US President Abraham Lincoln's request for an opinion on the suspension of the right to habeas corpus during the American Civil War eventually resulted in the decision in Ex parte Merryman (1861) of Chief Justice Roger B. Taney, as a judge of the US Circuit Court for the District of Maryland: The US government explicitly referred to the maxim in its argument in the case by remarking (with an additional reference to Cicero) that "these [amendments of the Bill of Rights], in truth, are all peace provisions of the Constitution and, like all other conventional and legislative laws and enactments, are silent amidst arms, and when the safety of the people becomes the supreme law."
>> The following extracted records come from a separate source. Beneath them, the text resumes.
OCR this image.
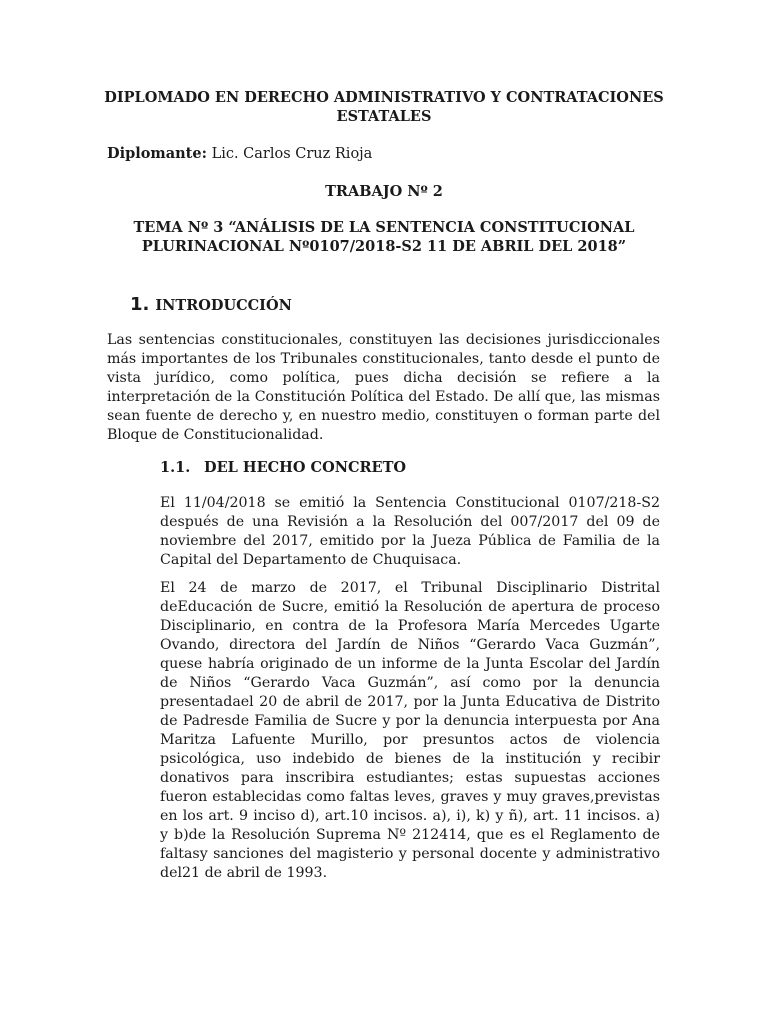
DIPLOMADO EN DERECHO ADMINISTRATIVO Y CONTRATACIONES ESTATALES
Diplomante: Lic. Carlos Cruz Rioja
TRABAJO Nº 2
TEMA Nº 3 “ANÁLISIS DE LA SENTENCIA CONSTITUCIONAL PLURINACIONAL Nº0107/2018-S2 11 DE ABRIL DEL 2018”
1. INTRODUCCIÓN

Las sentencias constitucionales, constituyen las decisiones jurisdiccionales más importantes de los Tribunales constitucionales, tanto desde el punto de vista jurídico, como política, pues dicha decisión se refiere a la interpretación de la Constitución Política del Estado. De allí que, las mismas sean fuente de derecho y, en nuestro medio, constituyen o forman parte del Bloque de Constitucionalidad.

1.1. DEL HECHO CONCRETO

El 11/04/2018 se emitió la Sentencia Constitucional 0107/218-S2 después de una Revisión a la Resolución del 007/2017 del 09 de noviembre del 2017, emitido por la Jueza Pública de Familia de la Capital del Departamento de Chuquisaca.

El 24 de marzo de 2017, el Tribunal Disciplinario Distrital deEducación de Sucre, emitió la Resolución de apertura de proceso Disciplinario, en contra de la Profesora María Mercedes Ugarte Ovando, directora del Jardín de Niños “Gerardo Vaca Guzmán”, quese habría originado de un informe de la Junta Escolar del Jardín de Niños “Gerardo Vaca Guzmán”, así como por la denuncia presentadael 20 de abril de 2017, por la Junta Educativa de Distrito de Padresde Familia de Sucre y por la denuncia interpuesta por Ana Maritza Lafuente Murillo, por presuntos actos de violencia psicológica, uso indebido de bienes de la institución y recibir donativos para inscribira estudiantes; estas supuestas acciones fueron establecidas como faltas leves, graves y muy graves,previstas en los art. 9 inciso d), art.10 incisos. a), i), k) y ñ), art. 11 incisos. a) y b)de la Resolución Suprema Nº 212414, que es el Reglamento de faltasy sanciones del magisterio y personal docente y administrativo del21 de abril de 1993.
The erosion of citizens' rights during World War II was upheld by the US Supreme Court in Hirabayashi v. United States (1943), a case that held that the application of curfews against members of a minority group was constitutional when the nation was at war with the country from which that group originated.
In the immediate wake of the September 11 attacks, the maxim was aired and questioned in the media of the United States with renewed force.
In 2004, Associate Justice Antonin Scalia used this phrase to decry the plurality decision in Hamdi v. Rumsfeld, which upheld the detention of a US citizen as an enemy combatant without charge or suspension of habeas corpus: Many think it not only inevitable but entirely proper that liberty give way to security in times of national crisis that, at the extremes of military exigency, inter arma silent leges.
It was also used in the 2010 movie The Conspirator by the character Joseph Holt when telling Frederick Aiken why his habeas corpus writ had been overridden by President Andrew Johnson to send Mary Surratt to be hanged.